The version that became the norm has a quarter berth to port and a separate heads compartment to starboard, forward of which is a small hanging locker.
Along the port side are the galley and a hinge-down chart table.
The short coachroof, with two ports in its forward end, gives nigh on 6ft (1.83m) of headroom.
Fit-out is bright and simple, with white-painted and laminate-faced plywood, varnished trim and, thankfully, no interior mouldings.
There’s no headlining either, making for easy access to the fastenings for the deck fittings.
Such brightness and simplicity could result in a rather spartan feel, but Mike and Clare have made Grayling’s interior particularly warm and welcoming.
Mike has crafted extra teak trim that matches the original so well that it’s hard to tell what’s new and what was there before.

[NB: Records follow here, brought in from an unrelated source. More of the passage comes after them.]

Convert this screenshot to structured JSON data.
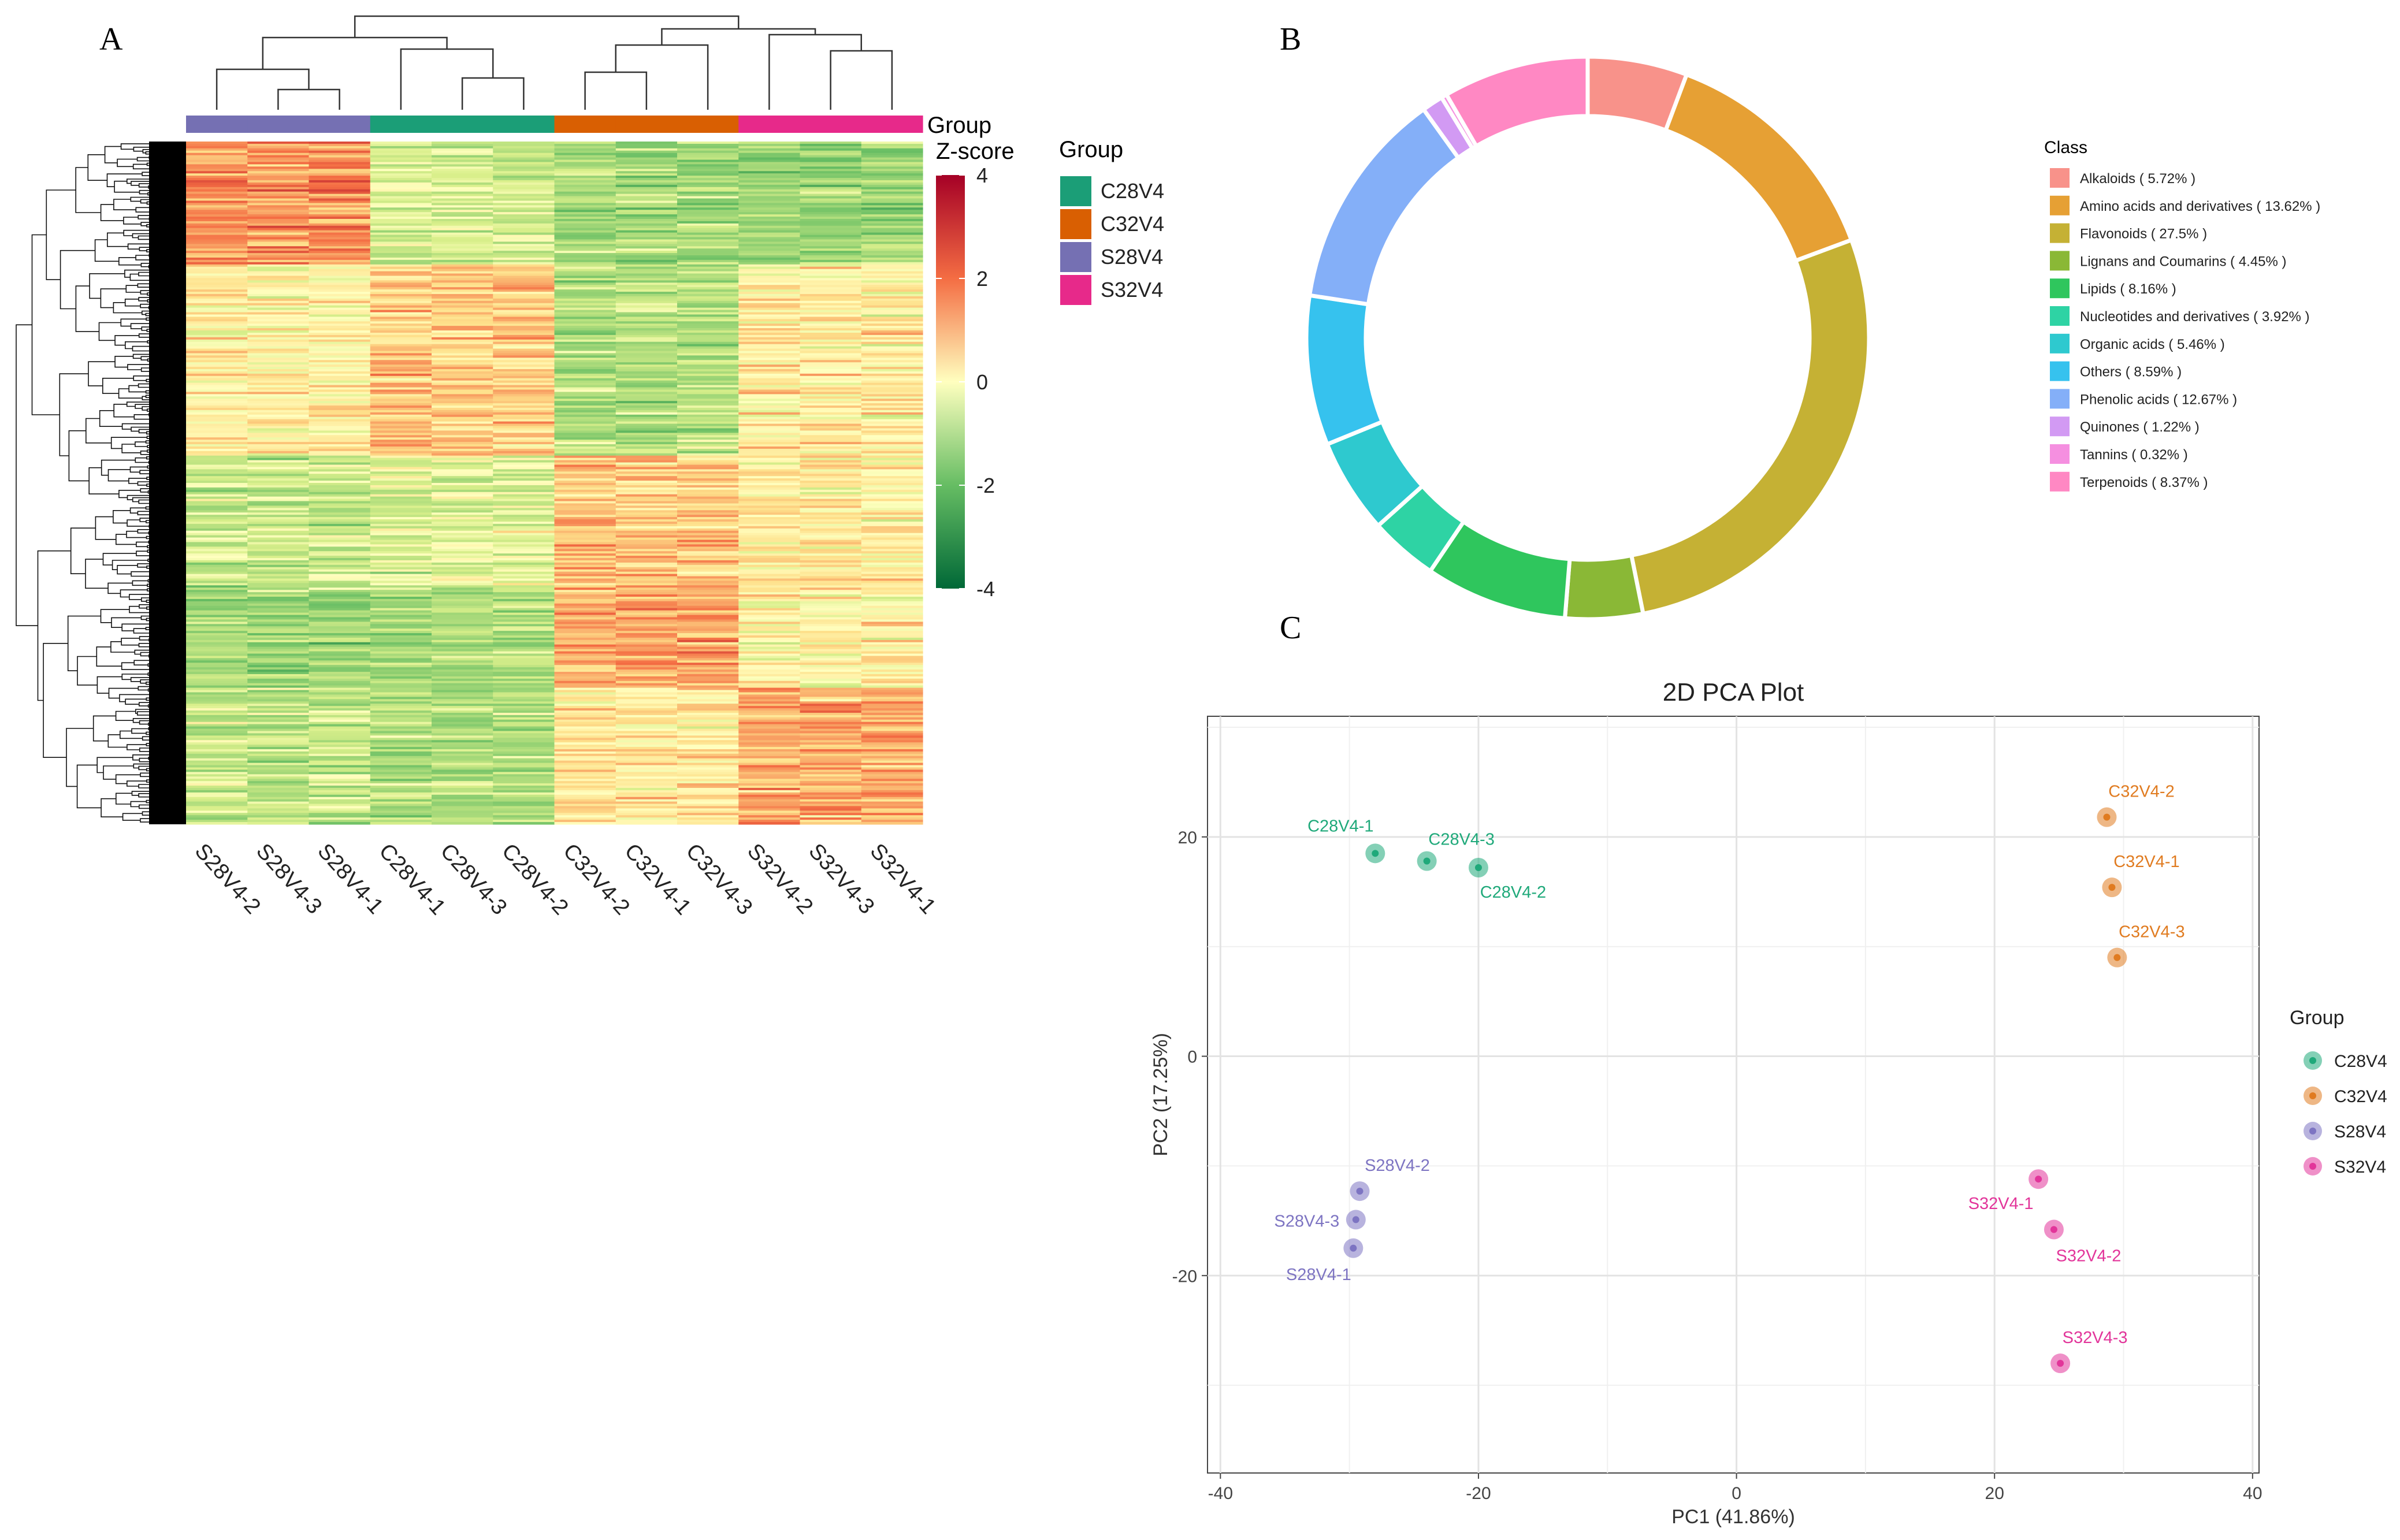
{
  "panel_labels": {
    "a": "A",
    "b": "B",
    "c": "C"
  },
  "chart_data": [
    {
      "type": "heatmap",
      "panel": "A",
      "samples": [
        "S28V4-2",
        "S28V4-3",
        "S28V4-1",
        "C28V4-1",
        "C28V4-3",
        "C28V4-2",
        "C32V4-2",
        "C32V4-1",
        "C32V4-3",
        "S32V4-2",
        "S32V4-3",
        "S32V4-1"
      ],
      "sample_groups": [
        "S28V4",
        "S28V4",
        "S28V4",
        "C28V4",
        "C28V4",
        "C28V4",
        "C32V4",
        "C32V4",
        "C32V4",
        "S32V4",
        "S32V4",
        "S32V4"
      ],
      "annotation_title": "Group",
      "colorbar_title": "Z-score",
      "colorbar_ticks": [
        4,
        2,
        0,
        -2,
        -4
      ],
      "colorbar_range": [
        -4,
        4
      ],
      "legend_title": "Group",
      "legend": [
        {
          "name": "C28V4",
          "color": "#1B9E77"
        },
        {
          "name": "C32V4",
          "color": "#D95F02"
        },
        {
          "name": "S28V4",
          "color": "#7570B3"
        },
        {
          "name": "S32V4",
          "color": "#E7298A"
        }
      ],
      "num_rows": 300,
      "note": "Row-wise z-scored metabolite abundances, hierarchically clustered rows and columns"
    },
    {
      "type": "pie",
      "panel": "B",
      "donut": true,
      "legend_title": "Class",
      "slices": [
        {
          "label": "Alkaloids ( 5.72% )",
          "value": 5.72,
          "color": "#F8928A"
        },
        {
          "label": "Amino acids and derivatives ( 13.62% )",
          "value": 13.62,
          "color": "#E6A034"
        },
        {
          "label": "Flavonoids ( 27.5% )",
          "value": 27.5,
          "color": "#C5B134"
        },
        {
          "label": "Lignans and Coumarins ( 4.45% )",
          "value": 4.45,
          "color": "#8AB836"
        },
        {
          "label": "Lipids ( 8.16% )",
          "value": 8.16,
          "color": "#2FC65D"
        },
        {
          "label": "Nucleotides and derivatives ( 3.92% )",
          "value": 3.92,
          "color": "#2ED3A4"
        },
        {
          "label": "Organic acids ( 5.46% )",
          "value": 5.46,
          "color": "#2EC9CF"
        },
        {
          "label": "Others ( 8.59% )",
          "value": 8.59,
          "color": "#36C2EE"
        },
        {
          "label": "Phenolic acids ( 12.67% )",
          "value": 12.67,
          "color": "#84AFF8"
        },
        {
          "label": "Quinones ( 1.22% )",
          "value": 1.22,
          "color": "#D29AF3"
        },
        {
          "label": "Tannins ( 0.32% )",
          "value": 0.32,
          "color": "#F58FE0"
        },
        {
          "label": "Terpenoids ( 8.37% )",
          "value": 8.37,
          "color": "#FF88C3"
        }
      ]
    },
    {
      "type": "scatter",
      "panel": "C",
      "title": "2D PCA Plot",
      "xlabel": "PC1 (41.86%)",
      "ylabel": "PC2 (17.25%)",
      "xlim": [
        -41,
        40.5
      ],
      "ylim": [
        -38,
        31
      ],
      "xticks": [
        -40,
        -20,
        0,
        20,
        40
      ],
      "yticks": [
        20,
        0,
        -20
      ],
      "legend_title": "Group",
      "legend": [
        {
          "name": "C28V4",
          "color": "#1FA97A"
        },
        {
          "name": "C32V4",
          "color": "#E07B20"
        },
        {
          "name": "S28V4",
          "color": "#7D74C2"
        },
        {
          "name": "S32V4",
          "color": "#E2359A"
        }
      ],
      "points": [
        {
          "label": "C28V4-1",
          "group": "C28V4",
          "x": -28,
          "y": 18.5
        },
        {
          "label": "C28V4-3",
          "group": "C28V4",
          "x": -24,
          "y": 17.8
        },
        {
          "label": "C28V4-2",
          "group": "C28V4",
          "x": -20,
          "y": 17.2
        },
        {
          "label": "C32V4-2",
          "group": "C32V4",
          "x": 28.7,
          "y": 21.8
        },
        {
          "label": "C32V4-1",
          "group": "C32V4",
          "x": 29.1,
          "y": 15.4
        },
        {
          "label": "C32V4-3",
          "group": "C32V4",
          "x": 29.5,
          "y": 9.0
        },
        {
          "label": "S28V4-2",
          "group": "S28V4",
          "x": -29.2,
          "y": -12.3
        },
        {
          "label": "S28V4-3",
          "group": "S28V4",
          "x": -29.5,
          "y": -14.9
        },
        {
          "label": "S28V4-1",
          "group": "S28V4",
          "x": -29.7,
          "y": -17.5
        },
        {
          "label": "S32V4-1",
          "group": "S32V4",
          "x": 23.4,
          "y": -11.2
        },
        {
          "label": "S32V4-2",
          "group": "S32V4",
          "x": 24.6,
          "y": -15.8
        },
        {
          "label": "S32V4-3",
          "group": "S32V4",
          "x": 25.1,
          "y": -28.0
        }
      ]
    }
  ]
}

He has also added photographs and assorted nautical artefacts from Tristan that make the interior something of a maritime history lesson if you study carefully.
Soft furnishings have been given careful thought too. For example, the duvets are rolled up along the hull sides on the forward berth so they double as cushions.
Modern touches added by Mike include LED bulbs and a six-outlet ring-main with brass fittings.
In terms of ergonomics, the compact heads is more useable than you might imagine from the outside.
Berths are long enough if you can stand up. The front of the engine can be reached with the companionway steps removed and it’s possible – as Mike has found – to remove sludge in the fuel tank through the access panel in the quarter berth.
Verdict on the Frances 26
In the words of Chuck Paine, the original Frances 26 is an imperfect, classic design. She’s comparable in many ways to an MG TD.
‘They spewed oil and weren’t very fast by today’s standards, but they were so cute and stylish that owners have enjoyed every minute of their use for decades’.
Perhaps the designer is being a little harsh on his first creation.
The Frances 26 was never conceived as an ocean greyhound. Nonetheless, she goes pretty well for a heavyish, shoal-draught 26-footer with a long keel.
She looks lovely, and really is one of few boats in this size range that combines appealing lines and an easy motion with respectable performance, standing headroom and a remarkable amount of space below decks.
With Grayling, her owners have come as close as is possible to imbuing a 26-footer with the elegance, character and feel of a 40ft offshore cruising yacht.
It’s a rare 26-footer that allows anyone to do that.